Als wäre man bei ihm zu Hause
Immer glücklich mache ihn dieses Musikvideo, erklärt Harrel dann, und dass er dieses Gefühl auch selbst vermitteln wolle. Weiter geht es unter anderem mit Henry Purcell und Florence + the Machine, der portugiesischen Sängerin Lula Pena und Tracy Chapman. Kleider werden übergezogen und wieder abgelegt. Ein bisschen wirkt es so, als sei man bei Harrell zu Hause, beobachte ihn, wie er sich ganz privat der Musik hingibt, und in die Emotionen legt, die von dieser angestrichen werden.
Schwieriger macht es Kasia Wolińska ihrem Publikum und auch sich selbst. Für ihr Solo „Phoenix.Sun“ hat sie zwei Leinwände in die St. Elisabeth-Kirche gestellt, zwischen denen sie sich bewegt, so dass man gar nicht recht weiß, wo man hinschauen soll. Bilder von toten Vögeln, Glut und Ascheregen, Luftaufnahmen von Landschaften, Planeten in Schwarz-Weiß projiziert Videokünstler Denis Kozerawski, eine Handlung erschließt sich allerdings ebenso wenig wie ein Zusammenhang zu Wolińskas Bewegungen, in denen sich immer wieder Volkstanzartiges in ihre Interpretation des ewigen Zyklus von Werden und Vergehen hineinmengt. Immerhin der dröhnende Sound des ukrainischen Komponisten Heinali schafft ab und an Verbindungen.
In der Berlinischen Galerie gelang es Melissa Guex mit ihrem Solo „Down“ indes, jenes Gefühl zu transportieren, das sich in bewegten Massen einstellen kann: beim Rockkonzert, im Technoclub, bei politischen Demonstrationen. Mitreißend verkörpert sie die Euphorie, aber eben auch Wut, Trauer, Verzweiflung, die einen da antreiben kann, begleitet von dem fantastisch improvisierenden Schlagzeuger Clément Grin. Unglaublich gut sind die beiden aufeinander abgestimmt. Mal folgt sie seinen Rhythmen, mal scheint sie selbst mit stampfenden Beinen, rudernden Armen, spitzen Schreien, pogend und springend den Takt vorzugeben.

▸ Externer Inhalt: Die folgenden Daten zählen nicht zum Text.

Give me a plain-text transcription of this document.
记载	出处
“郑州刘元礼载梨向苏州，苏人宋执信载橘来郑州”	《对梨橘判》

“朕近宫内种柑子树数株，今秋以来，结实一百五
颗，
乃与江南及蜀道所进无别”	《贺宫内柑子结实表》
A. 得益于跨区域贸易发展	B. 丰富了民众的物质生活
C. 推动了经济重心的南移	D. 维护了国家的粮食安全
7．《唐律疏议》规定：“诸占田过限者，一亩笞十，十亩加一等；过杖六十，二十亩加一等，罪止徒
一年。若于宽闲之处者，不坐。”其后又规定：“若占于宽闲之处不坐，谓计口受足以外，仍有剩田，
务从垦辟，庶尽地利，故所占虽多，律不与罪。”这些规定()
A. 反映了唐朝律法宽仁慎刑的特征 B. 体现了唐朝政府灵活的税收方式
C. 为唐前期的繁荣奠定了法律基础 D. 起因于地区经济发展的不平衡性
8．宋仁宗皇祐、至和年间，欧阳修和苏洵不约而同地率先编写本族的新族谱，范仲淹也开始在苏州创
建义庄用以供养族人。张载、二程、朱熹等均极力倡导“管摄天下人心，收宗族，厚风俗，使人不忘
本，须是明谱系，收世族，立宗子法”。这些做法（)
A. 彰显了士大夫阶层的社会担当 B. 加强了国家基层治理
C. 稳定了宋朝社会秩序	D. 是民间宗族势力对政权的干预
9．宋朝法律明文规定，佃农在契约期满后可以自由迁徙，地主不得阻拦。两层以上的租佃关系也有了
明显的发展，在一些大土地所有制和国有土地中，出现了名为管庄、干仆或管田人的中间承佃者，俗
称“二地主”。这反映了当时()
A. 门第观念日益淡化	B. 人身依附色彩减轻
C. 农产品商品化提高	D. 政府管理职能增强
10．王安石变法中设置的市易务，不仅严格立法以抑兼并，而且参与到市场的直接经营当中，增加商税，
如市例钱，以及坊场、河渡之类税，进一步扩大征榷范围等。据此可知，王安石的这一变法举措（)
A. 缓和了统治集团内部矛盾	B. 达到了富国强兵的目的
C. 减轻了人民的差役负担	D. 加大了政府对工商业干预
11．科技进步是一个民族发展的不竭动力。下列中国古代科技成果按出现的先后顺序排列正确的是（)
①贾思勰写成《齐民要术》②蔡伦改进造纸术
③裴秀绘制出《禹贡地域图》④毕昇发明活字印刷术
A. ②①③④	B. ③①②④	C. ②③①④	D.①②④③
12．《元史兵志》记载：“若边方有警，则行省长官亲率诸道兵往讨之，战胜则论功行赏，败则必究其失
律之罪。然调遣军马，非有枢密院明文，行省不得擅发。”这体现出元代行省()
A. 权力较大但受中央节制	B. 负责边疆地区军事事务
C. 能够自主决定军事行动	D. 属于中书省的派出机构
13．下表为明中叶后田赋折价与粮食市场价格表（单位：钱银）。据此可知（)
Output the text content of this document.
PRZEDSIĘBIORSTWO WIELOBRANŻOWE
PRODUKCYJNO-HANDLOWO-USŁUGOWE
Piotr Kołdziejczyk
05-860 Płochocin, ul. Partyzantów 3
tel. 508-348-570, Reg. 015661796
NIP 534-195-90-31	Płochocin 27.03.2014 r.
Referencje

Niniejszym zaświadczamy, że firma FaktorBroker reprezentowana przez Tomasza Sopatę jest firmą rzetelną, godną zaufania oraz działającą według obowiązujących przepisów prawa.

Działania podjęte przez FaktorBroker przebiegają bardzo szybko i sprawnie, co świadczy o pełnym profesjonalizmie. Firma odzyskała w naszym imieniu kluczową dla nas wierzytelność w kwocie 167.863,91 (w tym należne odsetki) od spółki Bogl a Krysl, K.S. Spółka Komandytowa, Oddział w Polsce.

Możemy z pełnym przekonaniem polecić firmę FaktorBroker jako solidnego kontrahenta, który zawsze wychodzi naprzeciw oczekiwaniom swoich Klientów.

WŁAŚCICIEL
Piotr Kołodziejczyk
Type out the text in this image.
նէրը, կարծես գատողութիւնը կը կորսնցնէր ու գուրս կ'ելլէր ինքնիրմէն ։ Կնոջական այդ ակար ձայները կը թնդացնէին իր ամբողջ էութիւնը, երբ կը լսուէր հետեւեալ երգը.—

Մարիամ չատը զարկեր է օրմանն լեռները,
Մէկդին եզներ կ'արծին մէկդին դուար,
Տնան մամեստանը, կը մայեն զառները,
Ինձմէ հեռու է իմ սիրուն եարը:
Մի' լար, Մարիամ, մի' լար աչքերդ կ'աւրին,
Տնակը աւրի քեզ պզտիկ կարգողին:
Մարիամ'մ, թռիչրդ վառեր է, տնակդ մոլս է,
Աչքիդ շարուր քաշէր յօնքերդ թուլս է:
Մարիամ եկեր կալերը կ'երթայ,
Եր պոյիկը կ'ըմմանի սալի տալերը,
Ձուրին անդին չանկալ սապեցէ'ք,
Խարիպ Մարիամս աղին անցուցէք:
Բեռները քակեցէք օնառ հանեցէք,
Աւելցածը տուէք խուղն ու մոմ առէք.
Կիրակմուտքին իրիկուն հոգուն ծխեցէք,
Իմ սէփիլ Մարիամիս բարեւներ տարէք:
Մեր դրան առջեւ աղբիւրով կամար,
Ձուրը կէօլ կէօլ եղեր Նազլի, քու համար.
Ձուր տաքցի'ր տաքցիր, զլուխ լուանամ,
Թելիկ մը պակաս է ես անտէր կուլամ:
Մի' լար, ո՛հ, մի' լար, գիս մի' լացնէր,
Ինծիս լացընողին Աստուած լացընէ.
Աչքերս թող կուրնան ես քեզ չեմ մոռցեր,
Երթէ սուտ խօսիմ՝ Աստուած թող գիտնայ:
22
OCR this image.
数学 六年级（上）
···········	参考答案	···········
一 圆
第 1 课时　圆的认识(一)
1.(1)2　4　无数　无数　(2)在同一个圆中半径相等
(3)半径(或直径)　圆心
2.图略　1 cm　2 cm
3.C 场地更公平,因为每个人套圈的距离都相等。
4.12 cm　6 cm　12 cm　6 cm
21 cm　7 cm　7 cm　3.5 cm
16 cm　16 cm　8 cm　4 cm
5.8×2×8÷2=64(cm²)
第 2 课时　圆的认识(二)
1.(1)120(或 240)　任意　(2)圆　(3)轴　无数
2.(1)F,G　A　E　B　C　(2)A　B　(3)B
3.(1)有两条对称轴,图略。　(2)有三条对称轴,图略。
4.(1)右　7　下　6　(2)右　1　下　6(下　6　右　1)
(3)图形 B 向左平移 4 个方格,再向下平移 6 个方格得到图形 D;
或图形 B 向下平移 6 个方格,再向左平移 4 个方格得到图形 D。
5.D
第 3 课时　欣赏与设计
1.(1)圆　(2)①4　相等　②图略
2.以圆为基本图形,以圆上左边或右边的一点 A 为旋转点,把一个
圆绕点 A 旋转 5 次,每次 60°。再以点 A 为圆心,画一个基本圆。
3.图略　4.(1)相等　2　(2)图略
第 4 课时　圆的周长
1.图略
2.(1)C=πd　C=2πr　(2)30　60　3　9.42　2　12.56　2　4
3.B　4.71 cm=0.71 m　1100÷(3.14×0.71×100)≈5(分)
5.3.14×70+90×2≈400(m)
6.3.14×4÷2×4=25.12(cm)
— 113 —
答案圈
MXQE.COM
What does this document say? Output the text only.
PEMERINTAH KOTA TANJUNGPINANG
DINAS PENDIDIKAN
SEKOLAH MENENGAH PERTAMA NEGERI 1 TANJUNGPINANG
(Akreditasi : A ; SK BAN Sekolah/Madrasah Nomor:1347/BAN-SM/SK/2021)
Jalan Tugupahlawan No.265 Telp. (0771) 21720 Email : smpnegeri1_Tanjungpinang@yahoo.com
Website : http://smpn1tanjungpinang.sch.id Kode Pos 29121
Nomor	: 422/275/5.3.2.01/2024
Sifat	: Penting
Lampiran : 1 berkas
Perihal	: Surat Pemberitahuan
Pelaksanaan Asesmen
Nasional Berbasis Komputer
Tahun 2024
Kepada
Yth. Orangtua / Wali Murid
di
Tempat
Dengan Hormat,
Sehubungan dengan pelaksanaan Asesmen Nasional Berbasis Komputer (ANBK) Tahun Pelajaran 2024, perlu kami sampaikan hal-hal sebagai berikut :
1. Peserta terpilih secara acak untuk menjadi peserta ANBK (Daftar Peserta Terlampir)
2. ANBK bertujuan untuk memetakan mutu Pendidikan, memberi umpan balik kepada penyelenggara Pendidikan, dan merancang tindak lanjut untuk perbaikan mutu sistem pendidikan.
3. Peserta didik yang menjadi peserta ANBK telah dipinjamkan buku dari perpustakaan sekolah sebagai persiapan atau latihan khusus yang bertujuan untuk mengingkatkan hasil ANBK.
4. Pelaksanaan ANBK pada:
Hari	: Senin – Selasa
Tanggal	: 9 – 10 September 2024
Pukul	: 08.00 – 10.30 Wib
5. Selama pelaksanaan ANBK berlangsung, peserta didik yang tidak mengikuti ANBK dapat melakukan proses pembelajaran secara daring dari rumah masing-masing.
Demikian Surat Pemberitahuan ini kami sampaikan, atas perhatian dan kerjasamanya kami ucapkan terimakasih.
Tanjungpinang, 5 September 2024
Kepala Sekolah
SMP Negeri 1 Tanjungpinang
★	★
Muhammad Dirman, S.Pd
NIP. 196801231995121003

Die Sinne herauszufordern ist auch bei „Bat Dances“ Programm. Interessant wäre es, sich das Stück von Kareth Schaffer und Jonas Hauer, das sich an ein sehendes und sehbehindertes Publikum richtet, im Anschluss noch einmal mit geschlossenen Augen anzusehen oder besser anzuhören, als eine Art Konzert über Echolotortung und Bewegung von Fledermäusen. Getragen von den Flügeln etwa, die Performerin Leah Katz im ersten Teil des Stückes trägt, von deren Rascheln und Schwingen. Oder den Geräuschen, die sie mit Füßen, Händen und mit dem Mund erzeugt, fauchend, schluckend, schnaubend, schnalzend.
„Für jeden von uns erscheint unsere Wahrnehmung allumfassend. The mistake is to think that this is all“, (Dt.: Der Fehler ist, zu glauben, das wäre alles) erklärt Katz an einer Stelle. Eindrücklich führt sie das vor. Und auch hier spielen sie hinein, die instabilen Zeiten. Um den Klimawandel geht es, und die Frage, ob Fledermäuse sich davor wohl fürchteten. Sich in andere Kreaturen einfühlen, auch dabei kann Tanz offenbar helfen.